I remember the two weeks surrounding this date so clearly. We had celebrated my husbands 30th birthday the weekend before. We found out that he would soon be receiving a job offer. This new job would: A.) Be sending him to a 14 week training program out of state B.) It would be starting around the time of Emmett’s due date C.) We would be getting relocated to another city. Whew, okay so the one person I want to be by my side during the birth of our son might not be there? Our son might need open heart surgery right after birth? And he might be delivering early if his cord starts showing signs of turbulence? This overwhelming peace that had been provided to us was still present but it was HARD to fight off how much anxiety Satan threw at us. Once we obtained the final job offer for San Francisco; we knew this was all in our favor. There wasn’t doubt in our minds that this was the wrong move for our family even though our life seemed full of chaos. This opportunity was a huge blessing we couldn’t pass up even though it would leave us separated as a family for six months. We trusted that God would provide everything we needed to make this happen.

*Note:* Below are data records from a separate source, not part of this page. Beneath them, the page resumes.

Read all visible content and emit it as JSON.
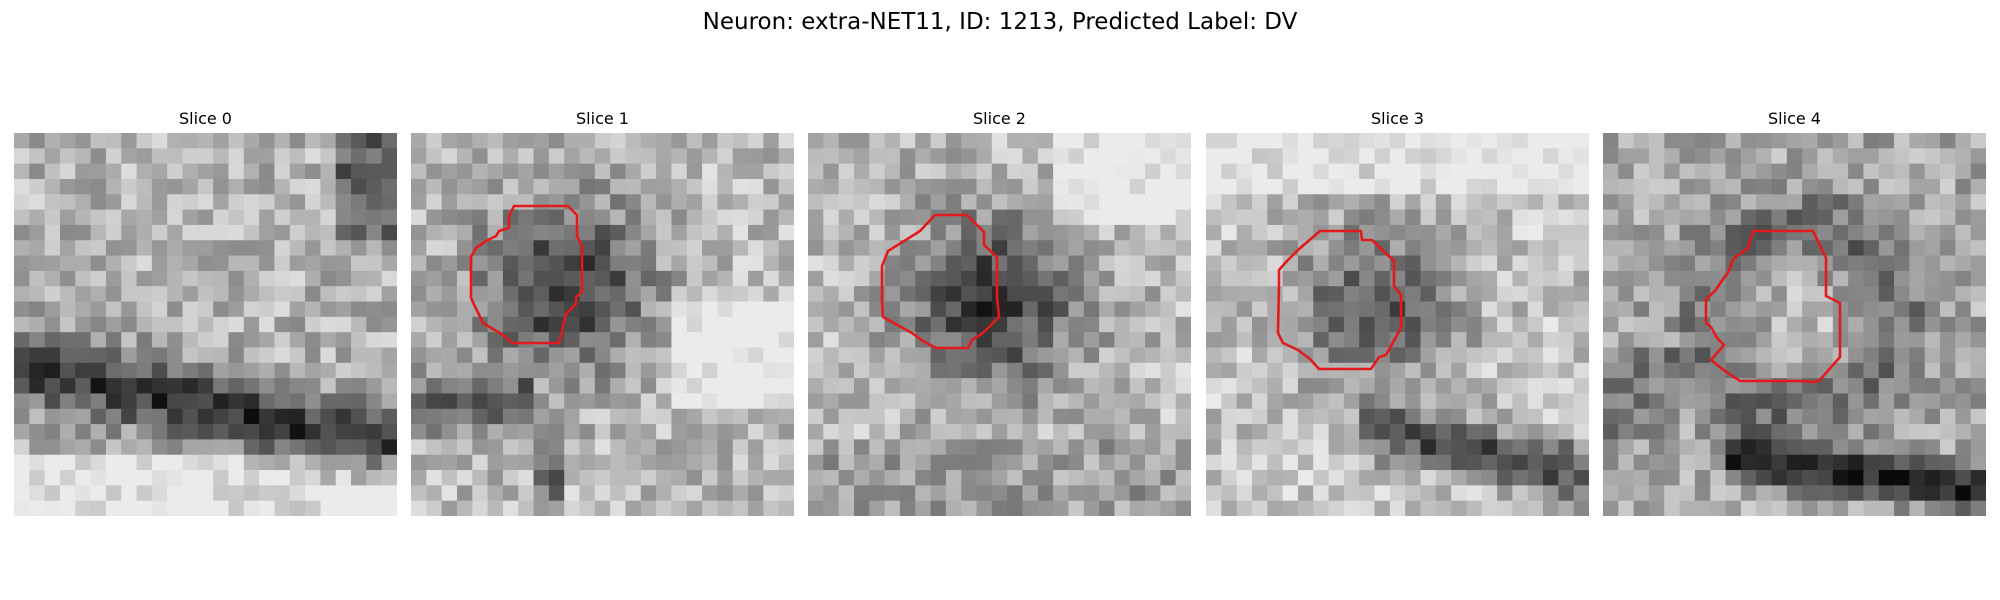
{
  "title": "Neuron: extra-NET11, ID: 1213, Predicted Label: DV",
  "contour_color": "#e31a1c",
  "slices": [
    {
      "label": "Slice 0",
      "has_contour": false
    },
    {
      "label": "Slice 1",
      "has_contour": true
    },
    {
      "label": "Slice 2",
      "has_contour": true
    },
    {
      "label": "Slice 3",
      "has_contour": true
    },
    {
      "label": "Slice 4",
      "has_contour": true
    }
  ]
}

“And my God will meet all of your needs according to the riches of His glory in Christ Jesus.” Philippians 4:19
We were referred to Cardiology for a fetal echo. They obtained one picture of his heart out of many at just the “right angle” and said the measurements were normal. I had asked multiple times if there was anyway this could be the findings of an Atrial Septal Defect. The response was always no. Repeated ultrasounds after continued to show the right to left discrepancy. While the doctors continued to reassure me his heart was fine, because cardiology had obtained their one perfect photograph, I remained unconvinced. His cord continuously kept measuring bigger and the plan was to induce at 37 weeks if it got bigger than 10mm.

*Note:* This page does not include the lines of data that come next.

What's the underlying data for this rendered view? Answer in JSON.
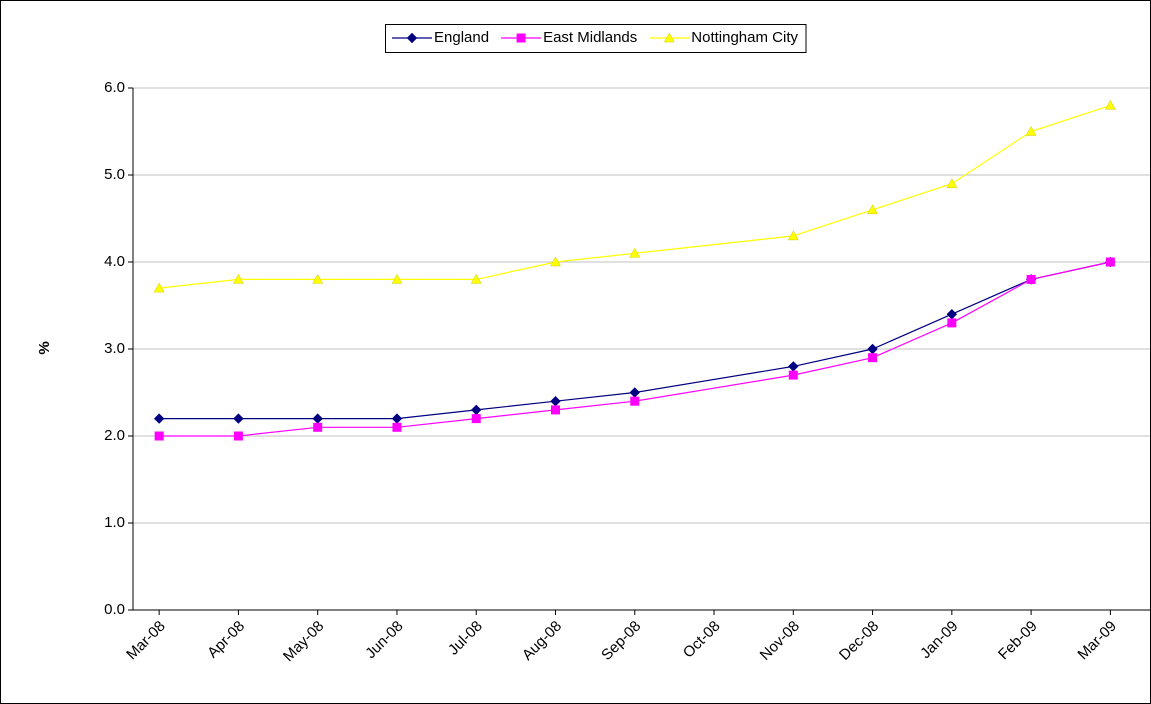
{
  "chart_data": {
    "type": "line",
    "y_label": "%",
    "x": [
      0,
      1,
      2,
      3,
      4,
      5,
      6,
      8,
      9,
      10,
      11,
      12
    ],
    "xlim": [
      -0.33,
      12.5
    ],
    "xticks": [
      {
        "value": 0,
        "label": "Mar-08"
      },
      {
        "value": 1,
        "label": "Apr-08"
      },
      {
        "value": 2,
        "label": "May-08"
      },
      {
        "value": 3,
        "label": "Jun-08"
      },
      {
        "value": 4,
        "label": "Jul-08"
      },
      {
        "value": 5,
        "label": "Aug-08"
      },
      {
        "value": 6,
        "label": "Sep-08"
      },
      {
        "value": 7,
        "label": "Oct-08"
      },
      {
        "value": 8,
        "label": "Nov-08"
      },
      {
        "value": 9,
        "label": "Dec-08"
      },
      {
        "value": 10,
        "label": "Jan-09"
      },
      {
        "value": 11,
        "label": "Feb-09"
      },
      {
        "value": 12,
        "label": "Mar-09"
      }
    ],
    "ylim": [
      0,
      6
    ],
    "yticks": [
      {
        "value": 0,
        "label": "0.0"
      },
      {
        "value": 1,
        "label": "1.0"
      },
      {
        "value": 2,
        "label": "2.0"
      },
      {
        "value": 3,
        "label": "3.0"
      },
      {
        "value": 4,
        "label": "4.0"
      },
      {
        "value": 5,
        "label": "5.0"
      },
      {
        "value": 6,
        "label": "6.0"
      }
    ],
    "grid": true,
    "legend": "top",
    "series": [
      {
        "name": "England",
        "color": "#000080",
        "marker": "diamond",
        "values": [
          2.2,
          2.2,
          2.2,
          2.2,
          2.3,
          2.4,
          2.5,
          2.8,
          3.0,
          3.4,
          3.8,
          4.0
        ]
      },
      {
        "name": "East Midlands",
        "color": "#ff00ff",
        "marker": "square",
        "values": [
          2.0,
          2.0,
          2.1,
          2.1,
          2.2,
          2.3,
          2.4,
          2.7,
          2.9,
          3.3,
          3.8,
          4.0
        ]
      },
      {
        "name": "Nottingham City",
        "color": "#ffff00",
        "marker": "triangle",
        "values": [
          3.7,
          3.8,
          3.8,
          3.8,
          3.8,
          4.0,
          4.1,
          4.3,
          4.6,
          4.9,
          5.5,
          5.8
        ]
      }
    ]
  }
}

It was early May, at 35 weeks, when the ultrasound teach measured his cord at 9.9mm. I asked, what happens next week when I come in and it’s greater than 10mm? To which the response was, it wasn’t showing turbulence and they think he will be stable enough to continue to 39 weeks with monitoring. I felt frustrated that I kept getting indecisive answers. I had this intuition that our son would be coming earlier than expected. I was so afraid that the cord would be fine until it wasn’t leaving him oxygen deprived and opening a whole new world of issues.
Dallas accompanied me to the next appointment to which the cord measured 13mm. We had a different doctor at the conference table that day. One we had never met. He explained, this wasn’t the serious type of umbilical cord varix but we had our reason for induction at 37 weeks. The decision was placed in our hands. It was an overwhelming one. I expressed my fears of oxygen deprivation and he reassured my fears were valid in that they know babies do well at 37 weeks. Yes, 39 weeks is better but the benefits of waiting would be minuscule to the risks. My family is comprised of nurses. On top of that, Dallas’s younger brother has Down Syndrome. We knew the risks.. all of them. We prayed so many prayers over our son. That he wouldn’t have to go to the NICU, wouldn’t need any kind of surgery, wouldn’t have any issues with eating, and that Dallas would be there for the delivery. The prayer list was a mile long.
We set the date. Friday, May 17th, at 8pm is when we were to arrive at the hospital for the induction. Dallas would leave for training before and we were able to coordinate him flying in town over the weekend to be there for the expected Saturday delivery. The first of many prayers to be answered.